Brooke had parents who were very familiar with tyranny. Although his mom was born in Wheeling, West Virginia, she was raised in Florence, Italy. In 1939, when the Germans invaded Poland, she and her father (but not her mother) escaped Fascist Italy and returned to the U. S. A.  Brooke’s dad was born in Cuba to American citizens. His father was there at the time working for United Press International in their Havana office. As his father grew up they moved around Latin America setting up news bureaus where most countries were run by dictators. During World War II, Brooke’s dad fought the Japanese in the Philippines and Saipan.

In January of 1973, during his Junior year at college, Brooke was drafted for the Vietnam war. His father sat him down at his kitchen table and said “Now it is time to talk about war.”

Brooke’s dad said that during World War II he was not fighting a war of retaliation but rather one of liberation from tyranny and that war would not be won until the Japanese and the Germans were thankful that we won. He said that our founders knew that tyranny comes in many forms: of the one, of the few and of the many. At the time he felt that at that time Richard Nixon was exhibiting tyrannical leanings and that the war was in support of the interests of the military-industrial complex that Eisenhower had warned the nation about.

The draft ended a couple of days before Brooke was due to report for induction so he did not have to go to Vietnam, that conversation affected Brooke’s thinking permanently. You can hear more about this if you wish because in 2017 Brooke was invited to talk about it at a TEDx talk in Krakow, which you can watch here.

Time is running out. By late 2018 both Janusz and Brooke had concluded that our nation was in the midst of a cold civil war and that time is running out if our union is to be saved. On January 7, 2019, they met at the Tick Tock Diner in New York City to discuss what they could do about it. Janusz said, “In Poland it was easy to identify the enemy; it was a monolithic tyrannical state. But, here something is wrong, and I can’t identify the enemy.”

Remembering his dad’s words from 46 years earlier, Brooke said the problem today is a more subtle form tyranny. While Trump’s personal style makes it easy to see he has tyrannical leanings, there is also “tyranny of the few” at work because government often works for the benefit of the wealthy and corporate special interests at the expense of the citizens. These powerful forces are hurting us by dividing us into red and blue camps as if our fellow citizens are the enemy. They aren’t; tyranny is our common enemy. Our founders knew that and we must remind ourselves of that today.

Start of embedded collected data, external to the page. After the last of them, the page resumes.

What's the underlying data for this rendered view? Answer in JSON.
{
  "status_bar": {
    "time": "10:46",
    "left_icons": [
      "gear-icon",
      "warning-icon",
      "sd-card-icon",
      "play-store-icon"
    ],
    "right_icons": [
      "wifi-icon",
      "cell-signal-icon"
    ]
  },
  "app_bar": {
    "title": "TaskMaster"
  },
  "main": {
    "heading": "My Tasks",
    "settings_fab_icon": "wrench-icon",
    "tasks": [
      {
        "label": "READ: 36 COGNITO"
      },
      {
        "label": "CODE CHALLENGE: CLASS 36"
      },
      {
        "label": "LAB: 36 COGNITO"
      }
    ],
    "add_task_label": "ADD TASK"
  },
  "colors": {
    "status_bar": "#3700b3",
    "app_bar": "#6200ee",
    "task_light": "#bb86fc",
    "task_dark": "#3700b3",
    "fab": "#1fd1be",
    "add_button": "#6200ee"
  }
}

Janusz and Brooke decided what our country needs is a leader who will unite and inspire us rather than divide and rule us. But, how can we help bring that about?

Art can make a difference. Shepherd Fairey did to help get Obama elected with his poster design. Shepherd made a good deal of coin from that and he went after people who copied his design. He was also sued and eventually pleaded guilty to copyright infringement because he ripped off an AP photo when creating his design. Eventually, he turned against Obama. Today, rather than positively promote a candidate, Fairey is trying to make money by being against Trump.

Inspired by Shepherd Fairy, we decided to create art to promote the idea that the job of the electorate is to choose a leader to inspire and unite all of us rather than find a ruler who will favor our special interests. Unlike what Fairey did, we are releasing our designs in the gifting spirit of Creative Commons without constraint as to commercialization, and that means that you can make money manufacturing items with our designs and selling them to anyone you want.